ICAC charges Donald Tsang with 2 counts of misconduct in office

Former Hong Kong chief executive Donald Tsang Yam-kuen was charged by the city's graft-busting agency Monday morning with two counts of misconduct in public office.
Tsang, 70, appeared at the Eastern Magistrates' Courts at 2:30 p.m.
After the charges were read out to him, he was released on HK$100,000 bail and told he must appear in court on Nov. 13.
Both charges were related to a three-story flat at East Pacific Garden in Shenzhen, the Independent Commission Against Corruption said.
The first charge alleges that Tsang failed, while chief executive, to inform the Executive Council -- during ExCo meetings between Nov. 2, 2010, and Jan. 20, 2012, in which license applications by Wave Media Ltd. (WML), were discussed and approved -- about his negotiations with a major shareholder of WML over a lease for the flat.
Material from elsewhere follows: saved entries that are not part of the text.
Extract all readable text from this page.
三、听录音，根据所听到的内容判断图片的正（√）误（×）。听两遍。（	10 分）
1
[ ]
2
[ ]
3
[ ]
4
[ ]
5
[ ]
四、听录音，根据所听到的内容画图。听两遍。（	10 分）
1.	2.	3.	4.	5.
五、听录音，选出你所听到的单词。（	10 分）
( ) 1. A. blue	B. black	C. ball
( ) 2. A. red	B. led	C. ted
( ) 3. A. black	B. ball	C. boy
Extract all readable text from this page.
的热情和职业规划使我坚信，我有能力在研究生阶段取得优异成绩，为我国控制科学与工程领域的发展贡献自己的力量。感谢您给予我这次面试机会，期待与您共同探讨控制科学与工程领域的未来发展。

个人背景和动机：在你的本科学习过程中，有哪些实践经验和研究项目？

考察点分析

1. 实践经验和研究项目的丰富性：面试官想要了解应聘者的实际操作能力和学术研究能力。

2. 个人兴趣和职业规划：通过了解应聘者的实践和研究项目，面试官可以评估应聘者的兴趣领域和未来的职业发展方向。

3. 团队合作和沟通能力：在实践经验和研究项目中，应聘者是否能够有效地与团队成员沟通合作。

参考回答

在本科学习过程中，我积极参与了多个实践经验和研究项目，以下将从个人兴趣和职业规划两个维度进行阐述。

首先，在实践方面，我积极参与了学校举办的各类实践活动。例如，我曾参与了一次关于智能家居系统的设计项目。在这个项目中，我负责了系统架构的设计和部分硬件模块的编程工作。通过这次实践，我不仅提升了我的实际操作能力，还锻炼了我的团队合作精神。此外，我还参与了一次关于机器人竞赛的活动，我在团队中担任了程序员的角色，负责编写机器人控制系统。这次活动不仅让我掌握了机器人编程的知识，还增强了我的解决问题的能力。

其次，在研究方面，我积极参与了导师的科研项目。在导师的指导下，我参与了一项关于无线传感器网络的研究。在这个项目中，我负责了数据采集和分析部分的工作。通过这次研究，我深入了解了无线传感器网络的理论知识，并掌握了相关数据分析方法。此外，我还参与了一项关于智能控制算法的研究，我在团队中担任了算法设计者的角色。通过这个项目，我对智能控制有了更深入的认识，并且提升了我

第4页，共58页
Tsang also failed to disclose a related payment of 800,000 yuan (US$125,800) to a company of that major shareholder of WML in November 2010, the charge alleges.
WML was later renamed Digital Broadcasting Corp. Hong Kong Ltd.
An architect was hired to decorate the flat.
The second charge alleges that between December 2010 and July 2011, Tsang failed to inform the then permanent secretary for the Chief Executive’s Office, the Development Bureau and the Honours and Non-official Justices of the Peace Selection Committee about his interest in the lease of the flat and the engagement of that architect when he proposed that the architect be considered for nomination under the honors and awards system.
The ICAC said the case arose from complaints about corruption and that the agency's enquiries revealed the alleged offences.
As he left the court, Tsang told reporters: "For the past three-and-a-half years, I have cooperated fully with the ICAC investigation.
"My conscience is clear.
"I have every confidence that the court will exonerate me at the end of its proceedings."